Zgoda, że wychowanie naukowca wymaga dokładnego uświadomienia mu, co jest plagiatem. I w tym punkcie, jeśli serio uwierzyć tłumaczeniom pani MO, w kwestii tego, jakie miała przekonania w tej sprawie, edukacja na UWr zawiodła, a pani promotor ma w tym swój udział. // na marginesie dodam, że nagminne zrzynanie przez studentów w pracach semestralnych doprowadziło do tego, że po prostu zakazałem stosowania w nich cytatów w ogóle :D
Zgadzam się, że recenzentom nie można postawić żadnego zarzutu. Co do promotora jednak... Pamietam jak moja, wspaniała Pani Promotor pracy mgr wychwycała, jeśli tylko sparafrazowałam w jakimś zdaniu czyjąś myśl.
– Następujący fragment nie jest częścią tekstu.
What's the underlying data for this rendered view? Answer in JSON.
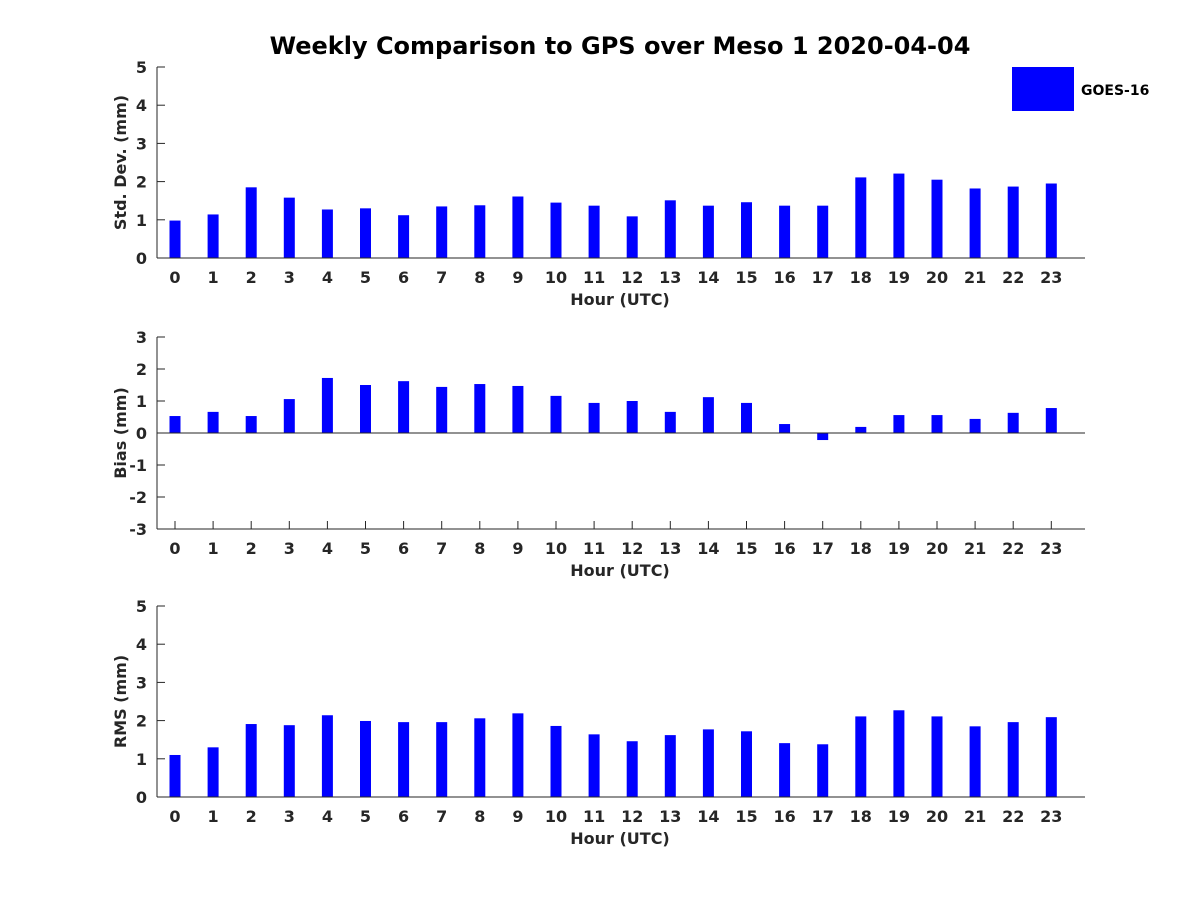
{
  "figure": {
    "title": "Weekly Comparison to GPS over Meso 1 2020-04-04",
    "bar_color": "#0000ff"
  },
  "legend": {
    "label": "GOES-16",
    "placement": "top-right"
  },
  "chart_data": [
    {
      "type": "bar",
      "name": "std-dev",
      "xlabel": "Hour (UTC)",
      "ylabel": "Std. Dev. (mm)",
      "ylim": [
        0,
        5
      ],
      "yticks": [
        "0",
        "1",
        "2",
        "3",
        "4",
        "5"
      ],
      "categories": [
        "0",
        "1",
        "2",
        "3",
        "4",
        "5",
        "6",
        "7",
        "8",
        "9",
        "10",
        "11",
        "12",
        "13",
        "14",
        "15",
        "16",
        "17",
        "18",
        "19",
        "20",
        "21",
        "22",
        "23"
      ],
      "series": [
        {
          "name": "GOES-16",
          "values": [
            0.98,
            1.14,
            1.85,
            1.58,
            1.27,
            1.3,
            1.12,
            1.35,
            1.38,
            1.61,
            1.45,
            1.37,
            1.09,
            1.51,
            1.37,
            1.46,
            1.37,
            1.37,
            2.11,
            2.21,
            2.05,
            1.82,
            1.87,
            1.95
          ]
        }
      ]
    },
    {
      "type": "bar",
      "name": "bias",
      "xlabel": "Hour (UTC)",
      "ylabel": "Bias (mm)",
      "ylim": [
        -3,
        3
      ],
      "yticks": [
        "-3",
        "-2",
        "-1",
        "0",
        "1",
        "2",
        "3"
      ],
      "categories": [
        "0",
        "1",
        "2",
        "3",
        "4",
        "5",
        "6",
        "7",
        "8",
        "9",
        "10",
        "11",
        "12",
        "13",
        "14",
        "15",
        "16",
        "17",
        "18",
        "19",
        "20",
        "21",
        "22",
        "23"
      ],
      "series": [
        {
          "name": "GOES-16",
          "values": [
            0.53,
            0.66,
            0.53,
            1.06,
            1.72,
            1.5,
            1.62,
            1.44,
            1.53,
            1.47,
            1.16,
            0.94,
            1.0,
            0.66,
            1.12,
            0.94,
            0.28,
            -0.22,
            0.19,
            0.56,
            0.56,
            0.44,
            0.63,
            0.78
          ]
        }
      ]
    },
    {
      "type": "bar",
      "name": "rms",
      "xlabel": "Hour (UTC)",
      "ylabel": "RMS (mm)",
      "ylim": [
        0,
        5
      ],
      "yticks": [
        "0",
        "1",
        "2",
        "3",
        "4",
        "5"
      ],
      "categories": [
        "0",
        "1",
        "2",
        "3",
        "4",
        "5",
        "6",
        "7",
        "8",
        "9",
        "10",
        "11",
        "12",
        "13",
        "14",
        "15",
        "16",
        "17",
        "18",
        "19",
        "20",
        "21",
        "22",
        "23"
      ],
      "series": [
        {
          "name": "GOES-16",
          "values": [
            1.1,
            1.3,
            1.91,
            1.88,
            2.14,
            1.99,
            1.96,
            1.96,
            2.06,
            2.19,
            1.86,
            1.64,
            1.46,
            1.62,
            1.77,
            1.72,
            1.41,
            1.38,
            2.11,
            2.27,
            2.11,
            1.85,
            1.96,
            2.09
          ]
        }
      ]
    }
  ]
}
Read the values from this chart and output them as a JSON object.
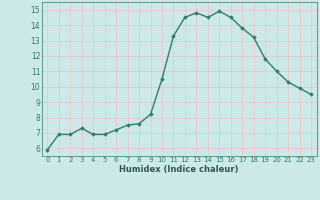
{
  "x": [
    0,
    1,
    2,
    3,
    4,
    5,
    6,
    7,
    8,
    9,
    10,
    11,
    12,
    13,
    14,
    15,
    16,
    17,
    18,
    19,
    20,
    21,
    22,
    23
  ],
  "y": [
    5.9,
    6.9,
    6.9,
    7.3,
    6.9,
    6.9,
    7.2,
    7.5,
    7.6,
    8.2,
    10.5,
    13.3,
    14.5,
    14.8,
    14.5,
    14.9,
    14.5,
    13.8,
    13.2,
    11.8,
    11.0,
    10.3,
    9.9,
    9.5
  ],
  "line_color": "#2e7d6e",
  "marker": "D",
  "marker_size": 1.8,
  "line_width": 1.0,
  "xlabel": "Humidex (Indice chaleur)",
  "xlim": [
    -0.5,
    23.5
  ],
  "ylim": [
    5.5,
    15.5
  ],
  "yticks": [
    6,
    7,
    8,
    9,
    10,
    11,
    12,
    13,
    14,
    15
  ],
  "xticks": [
    0,
    1,
    2,
    3,
    4,
    5,
    6,
    7,
    8,
    9,
    10,
    11,
    12,
    13,
    14,
    15,
    16,
    17,
    18,
    19,
    20,
    21,
    22,
    23
  ],
  "xtick_labels": [
    "0",
    "1",
    "2",
    "3",
    "4",
    "5",
    "6",
    "7",
    "8",
    "9",
    "10",
    "11",
    "12",
    "13",
    "14",
    "15",
    "16",
    "17",
    "18",
    "19",
    "20",
    "21",
    "22",
    "23"
  ],
  "bg_color": "#cde8e8",
  "grid_color": "#e8c8c8",
  "tick_color": "#2e7d6e",
  "label_color": "#2e5555"
}
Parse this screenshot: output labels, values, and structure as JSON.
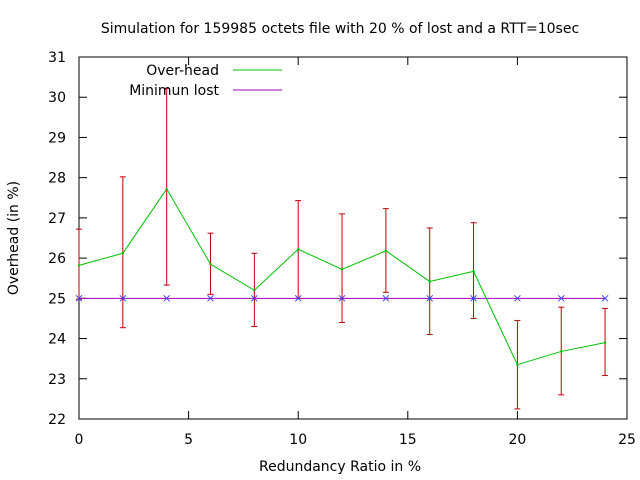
{
  "chart_data": {
    "type": "line",
    "title": "Simulation for 159985 octets file with 20 % of lost and a RTT=10sec",
    "xlabel": "Redundancy Ratio in %",
    "ylabel": "Overhead (in %)",
    "xlim": [
      0,
      25
    ],
    "ylim": [
      22,
      31
    ],
    "xticks": [
      0,
      5,
      10,
      15,
      20,
      25
    ],
    "yticks": [
      22,
      23,
      24,
      25,
      26,
      27,
      28,
      29,
      30,
      31
    ],
    "grid": false,
    "legend_position": "top-left",
    "x": [
      0,
      2,
      4,
      6,
      8,
      10,
      12,
      14,
      16,
      18,
      20,
      22,
      24
    ],
    "series": [
      {
        "name": "Over-head",
        "color": "#00c000",
        "values": [
          25.82,
          26.12,
          27.72,
          25.85,
          25.2,
          26.22,
          25.72,
          26.18,
          25.42,
          25.67,
          23.35,
          23.68,
          23.9
        ],
        "error_low": [
          24.98,
          24.27,
          25.33,
          25.1,
          24.3,
          25.0,
          24.4,
          25.15,
          24.1,
          24.5,
          22.25,
          22.6,
          23.08
        ],
        "error_high": [
          26.72,
          28.02,
          30.22,
          26.62,
          26.12,
          27.43,
          27.1,
          27.23,
          26.75,
          26.88,
          24.45,
          24.78,
          24.75
        ],
        "error_color": "#c00000"
      },
      {
        "name": "Minimun lost",
        "color": "#a000c0",
        "marker_color": "#4040ff",
        "values": [
          25,
          25,
          25,
          25,
          25,
          25,
          25,
          25,
          25,
          25,
          25,
          25,
          25
        ]
      }
    ]
  }
}
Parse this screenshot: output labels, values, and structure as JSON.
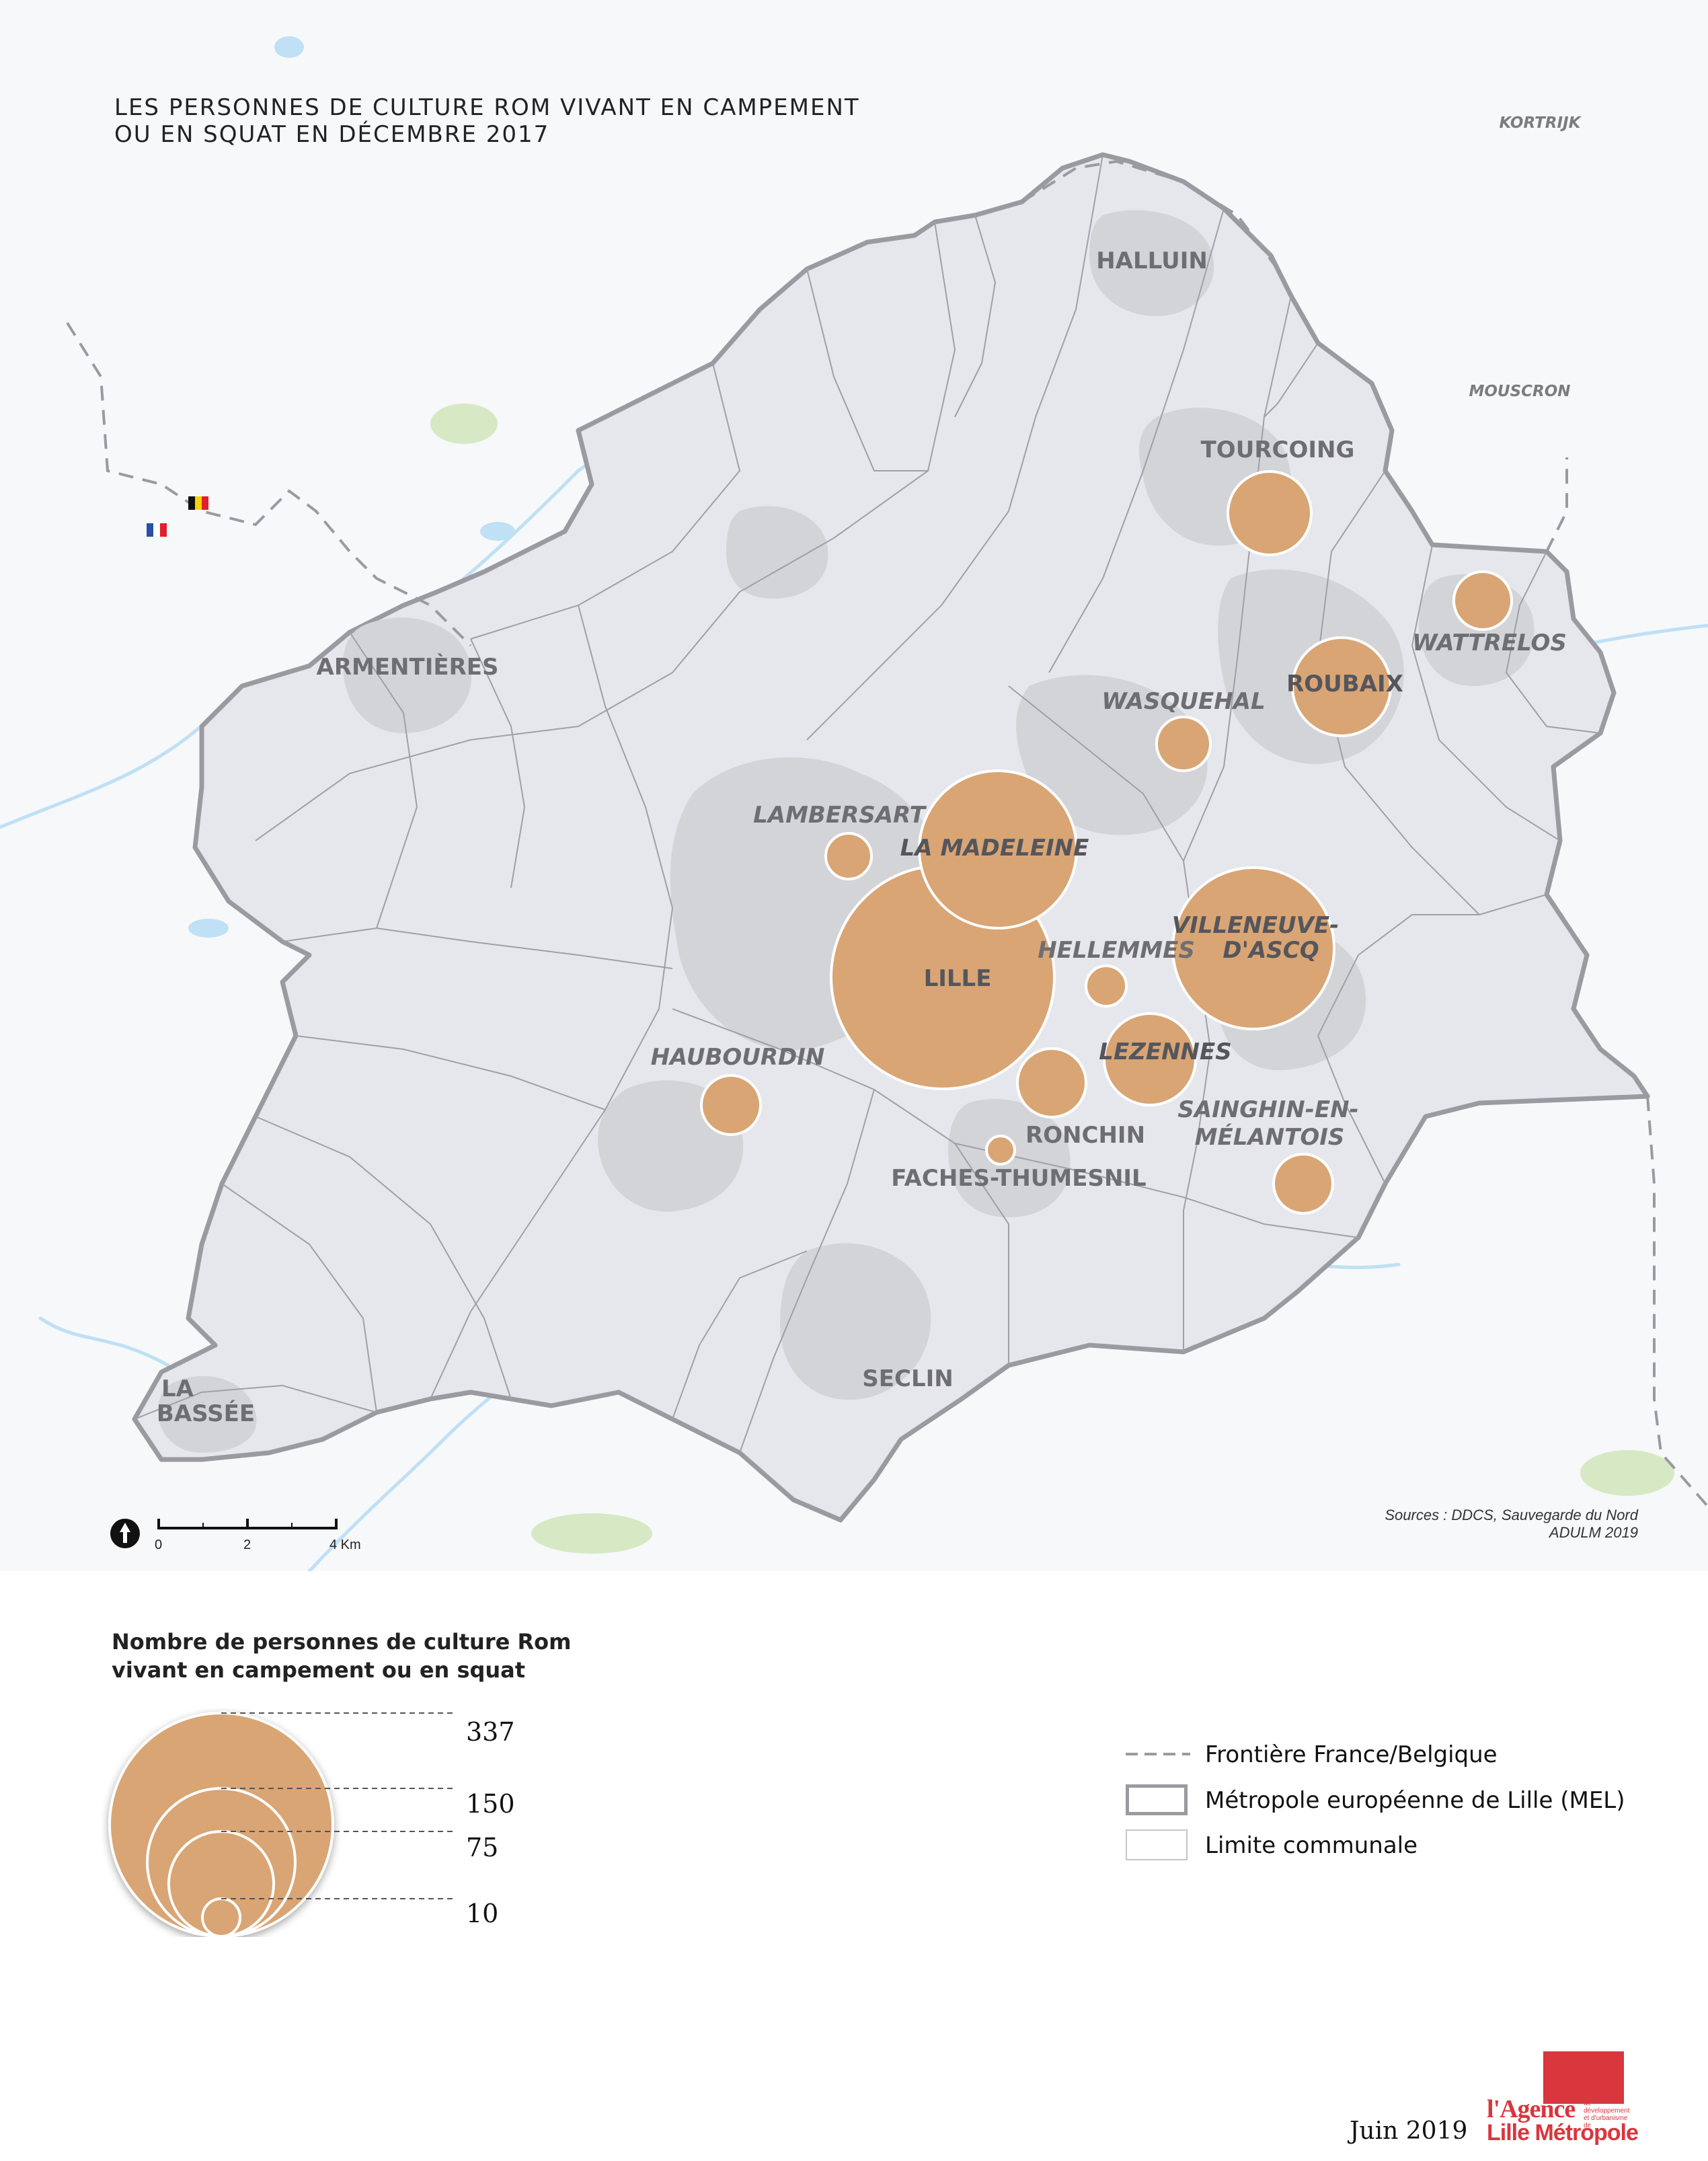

I po prostu wyjaśniała mi, co może podpadać pod plagiat i jak takiego zarzutu uniknąć. To nawet nie jest kwestia znajomości całej literatury, ale po prostu uważnego czytania. Czasem na podstawie samego stylu można coś wyczuć, inna sprawa to znajomość przebiegu pracy studenta (można się domyślić, że do wszystkiego, o czym pisze, nie doszedł lub nie mógł dojść sam). Różne są wskazówki i podejrzewam, że jeśli plagiat był rozległy na 150 stron, w doktoracie MO również się jakieś znalazły.
Nie chciałabym insynuować aż takich niedociągnieć Pani Promotor doktoratu MO (naprawdę nie znam tej Pani Prof., ani wszystkich szczegółów tej sytuacji, być może jest wybitną i pracowitą promotorką), ale ogólnie rzecz biorąc fakt jest taki, że nie tylko artykuły czyta jedynie autor i recenzent. Prace dyplomowe czasem też. Tymczasem praca na uczelni to także dydaktyka, odpowiedzialność za rozwój studentów... Nie wiem, wydaje mi się, że w tej sytuacji coś jednak musiało zaszwankować.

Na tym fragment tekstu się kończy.